Una settantina di capitoletti di quattro o cinque pagine. Tanto per stare sulle cifre è questa la forma che Vaclav Smil ha dato al libro I numeri non mentono, da poco pubblicato da Einaudi. Un testo chiaro, scritto con competenza e onestà, che commenta molti dati su economia, demografia, situazione energetica e molte altre cose ancora. Con una scrittura leggera ma rigorosa, l’autore evita i tecnicismi e informando accompagna al cuore di un problema: spesso le classifiche risultano fuorvianti invece di costituire una chiara fonte di informazioni. Non perché inesatte, ma perché vengono date in pasto al pubblico senza dar loro un contesto, un punto di riferimento, una storia.
È vero che I numeri non mentono, ma non è scontato capire ciò che davvero descrivono. Così Smil insegna a esercitare la prudenza, a mettere in discussione le informazioni che ci vengono presentate, non per contestare i dati, ma per prendere coscienza che per capirci davvero qualcosa le cifre non bastano, perché l’analisi quantitativa va accompagnata a quella qualitativa. Demografia, felicità, energia, cibo, natura: tutto è connesso e facendo i conti con la complessità cadono certezze assodate e luoghi comuni, mentre emergono aspetti meno noti del mondo moderno.
I numeri non mentono, piuttosto sorprendono. Come accade con il rapporto che la Fondazione Varrone ha commissionato al Censis, da poco presentato alla città. Un documento molto ricco sul quale varrà la pena tornare più volte. Qui ne sottolineiamo un aspetto emergente: dalla pandemia possiamo uscire meglio di come siamo entrati e abbiamo le risorse giuste per farcela, sia economiche che intellettuali. Tra i reatini si avverte meno quel senso di sconfitta, di fine della storia, che serpeggia nel Paese. Una risorsa spirituale che un po’ sorprende e lascia spaesati. Anche dalle nostre parti, infatti, è aumentata la disuguaglianza. Ma ci sono anche altri meccanismi che vanno compresi: ad esempio il risparmio dei garantiti, che si è accumulato a causa del blocco economico: per come è composta la società locale non è poca cosa. E poi ci sono le opportunità che verranno dal Piano nazionale di ripresa e resilienza e quelle della ricostruzione post-sisma, che sta iniziando a mostrare qualcosa di sé.
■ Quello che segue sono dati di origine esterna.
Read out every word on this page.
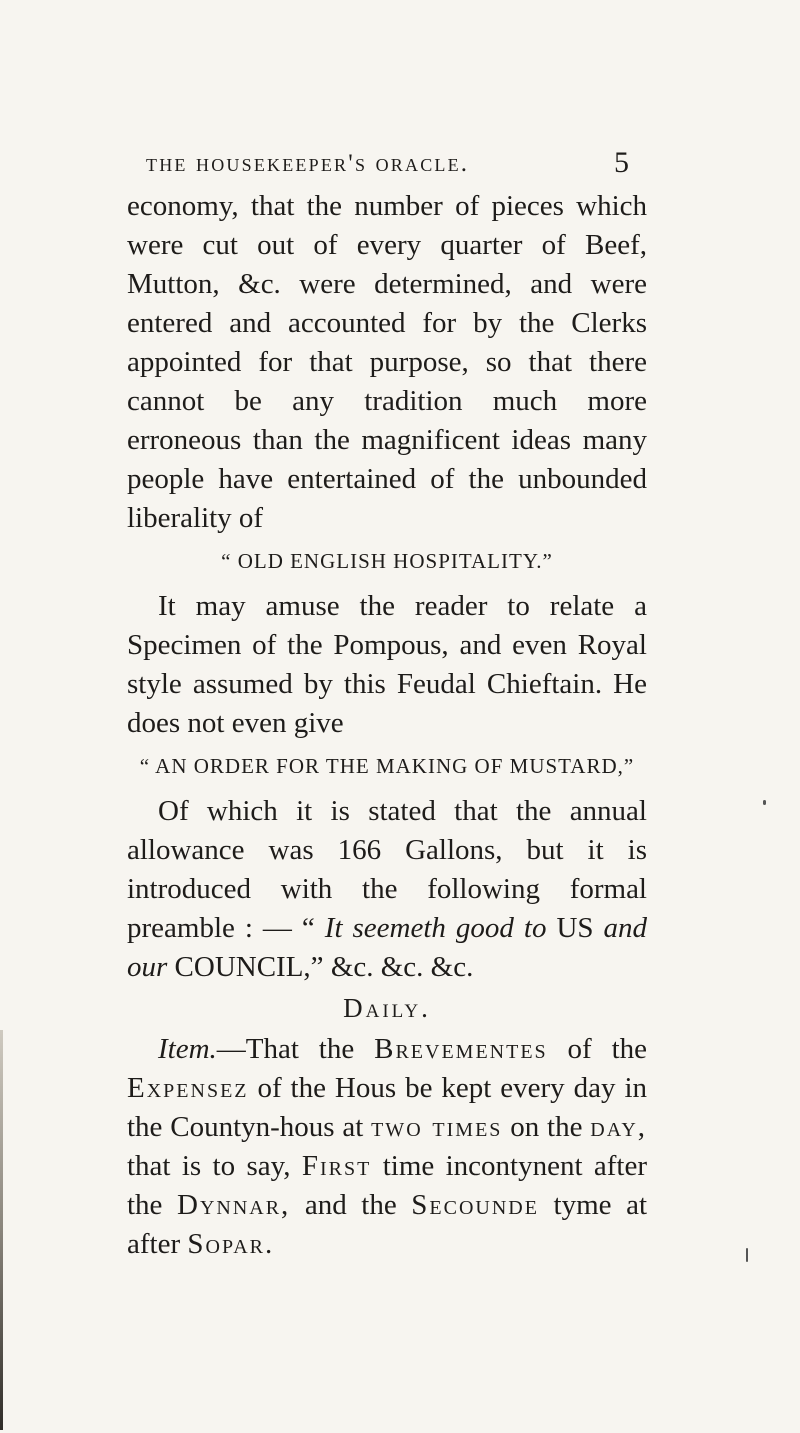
the housekeeper's oracle.	5

economy, that the number of pieces which were cut out of every quarter of Beef, Mutton, &c. were determined, and were entered and accounted for by the Clerks appointed for that purpose, so that there cannot be any tradition much more erroneous than the magnificent ideas many people have entertained of the unbounded liberality of

“ OLD ENGLISH HOSPITALITY.”

It may amuse the reader to relate a Specimen of the Pompous, and even Royal style assumed by this Feudal Chieftain. He does not even give

“ AN ORDER FOR THE MAKING OF MUSTARD,”

Of which it is stated that the annual allowance was 166 Gallons, but it is introduced with the following formal preamble : — “ It seemeth good to US and our COUNCIL,” &c. &c. &c.

Daily.

Item.—That the Brevementes of the Expensez of the Hous be kept every day in the Countyn-hous at two times on the day, that is to say, First time incontynent after the Dynnar, and the Secounde tyme at after Sopar.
Non solo: l’alta qualità di vita sta rendendo attraenti le aree interne: magari non si assisterà a un ritorno capace di compensare il duro spopolamento degli scorsi decenni, ma c’è un processo da cogliere e comprendere. Forse porterà a una revisione di un certo senso di marginalità, perché la pandemia ha un po’ cambiato le idee su cosa sia centrale e cosa no. E potremmo scoprire che in fondo in questi anni siamo stati più resistenti che soccombenti.
A condizione di saper integrare quello che abbiamo con quanto serve per affrontare il futuro. Quello che abbiamo è un senso di comunità da difendere e coltivare. Da abbinare, per farla breve, al verde dell’ambiente e al blu della tecnologia. Riuscirci, vorrebbe dire uscire dal gruppo e vincere in volata.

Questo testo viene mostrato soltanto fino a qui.